A customer will be sending us 1000’s of PDF files that require a number of steps to process, merge and concat. I have most of the steps figured out with the exception of merging PDF’s for ‘householding’.
Ex. customer will send us PDF files with file names of [parentacct#_date].pdf and [childacct#-parentacct#_date].pdf. The PDF’s that have the same ‘parentacct#’ need to be merged so that there is a single mailing to that household.
To further the example,
PDFA = (123456789_20230101.pdf) is the parent PDF and has 4 pages
PDFB = (987654321-123456789_20230101.pdf) would be the child PDF and has 6 pages
PDFA would have Pages 1-4 from the original (PDFA) and pages 5-10 from the child PDF (PDFB).

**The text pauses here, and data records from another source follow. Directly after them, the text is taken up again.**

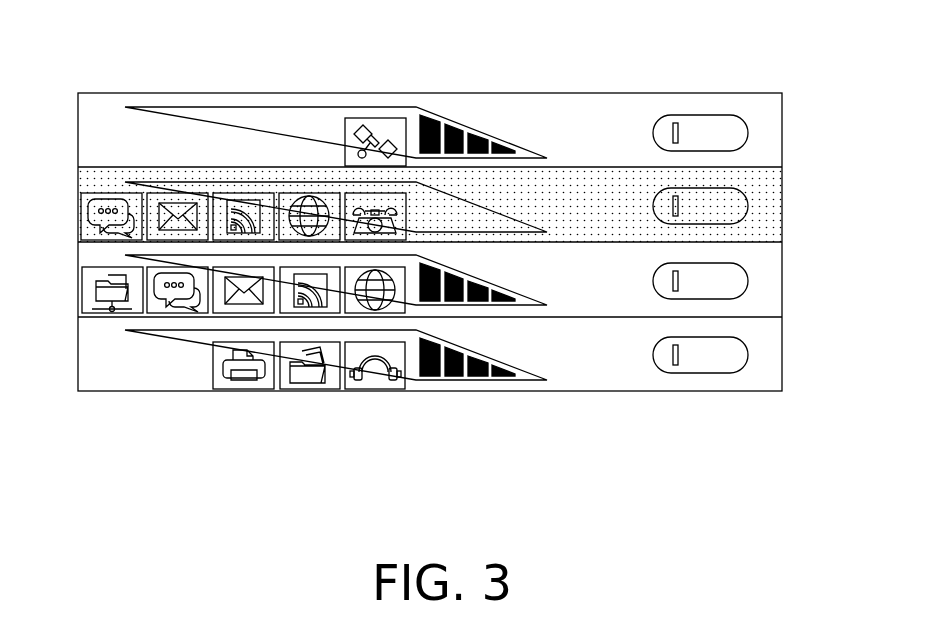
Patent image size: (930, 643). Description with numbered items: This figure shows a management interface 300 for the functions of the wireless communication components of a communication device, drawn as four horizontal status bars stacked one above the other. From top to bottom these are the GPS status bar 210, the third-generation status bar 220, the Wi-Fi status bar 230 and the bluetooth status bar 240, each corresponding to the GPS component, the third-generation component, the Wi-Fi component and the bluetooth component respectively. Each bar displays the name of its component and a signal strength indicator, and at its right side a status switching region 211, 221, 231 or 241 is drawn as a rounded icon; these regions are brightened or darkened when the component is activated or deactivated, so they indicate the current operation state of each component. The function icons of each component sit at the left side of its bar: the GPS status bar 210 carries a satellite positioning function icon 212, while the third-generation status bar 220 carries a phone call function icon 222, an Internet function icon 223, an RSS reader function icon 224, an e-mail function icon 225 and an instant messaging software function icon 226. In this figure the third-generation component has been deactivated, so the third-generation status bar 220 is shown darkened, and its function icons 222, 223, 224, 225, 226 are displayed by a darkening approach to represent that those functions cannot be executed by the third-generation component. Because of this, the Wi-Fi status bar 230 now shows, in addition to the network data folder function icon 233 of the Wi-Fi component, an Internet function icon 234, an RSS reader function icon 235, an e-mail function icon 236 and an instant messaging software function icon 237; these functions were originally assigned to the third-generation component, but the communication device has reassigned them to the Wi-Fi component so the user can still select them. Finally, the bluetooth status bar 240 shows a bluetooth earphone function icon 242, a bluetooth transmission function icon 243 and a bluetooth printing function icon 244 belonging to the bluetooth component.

The management interface 300 is at (686, 75).
The GPS status bar 210 is at (768, 138).
The status switching region 211 is at (720, 133).
The satellite positioning function icon 212 is at (392, 130).
The 3G status bar 220 is at (768, 223).
The status switching region 221 is at (728, 202).
The phone call function icon 222 is at (363, 203).
The Internet function icon 223 is at (300, 198).
The RSS reader function icon 224 is at (245, 205).
The e-mail function icon 225 is at (180, 205).
The instant messaging software function icon 226 is at (113, 200).
The Wi-Fi status bar 230 is at (772, 290).
The status switching region 231 is at (723, 285).
The network data folder function icon 233 is at (110, 290).
The Internet function icon 234 is at (385, 273).
The RSS reader function icon 235 is at (318, 280).
The e-mail function icon 236 is at (247, 285).
The instant messaging software function icon 237 is at (172, 297).
The bluetooth status bar 240 is at (772, 363).
The status switching region 241 is at (730, 355).
The bluetooth earphone function icon 242 is at (372, 373).
The bluetooth transmission function icon 243 is at (315, 378).
The bluetooth printing function icon 244 is at (248, 372).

Also, there could be more than 1 child PDF that needs to be merged with PDFA so the script would need to loop until ALL child PDF’s are merged with the parent PDF.
That would be a mix of Workflow plugins and scripts.
I’d start by assuming that the whole process would run once all files are received.
Folder Capture plugin which will look to a dummy folder for a dummy file to trigger the whole process
Branch
Folder Capture plugin
a. Mask using Regex to only capture parent PDF
Move all parents to a PARENTS named folder using Send to Folder plugin
Back to Main Branch
Folder Capture plugin to capture all remaining child PDFs
Script that:
a. Read the name of the child PDF
b. Extract the parent name fom the child name
c. Using the Alambic API’s IPages Method Insert From, insert the child PDF pages into the parent’s PDF
d. Close and save the parent PDF
Actually, this can be made even simpler by using the Send to folder task’s ability to automatically concatenate PDFs together:
Here is that sample process in a workflow configuration file: Merge.OL-workflow (21.6 KB)
The only script that’s needed is 2 lines long: it stores the parent file name and prefix in local variables that are used later on to pick up the child files.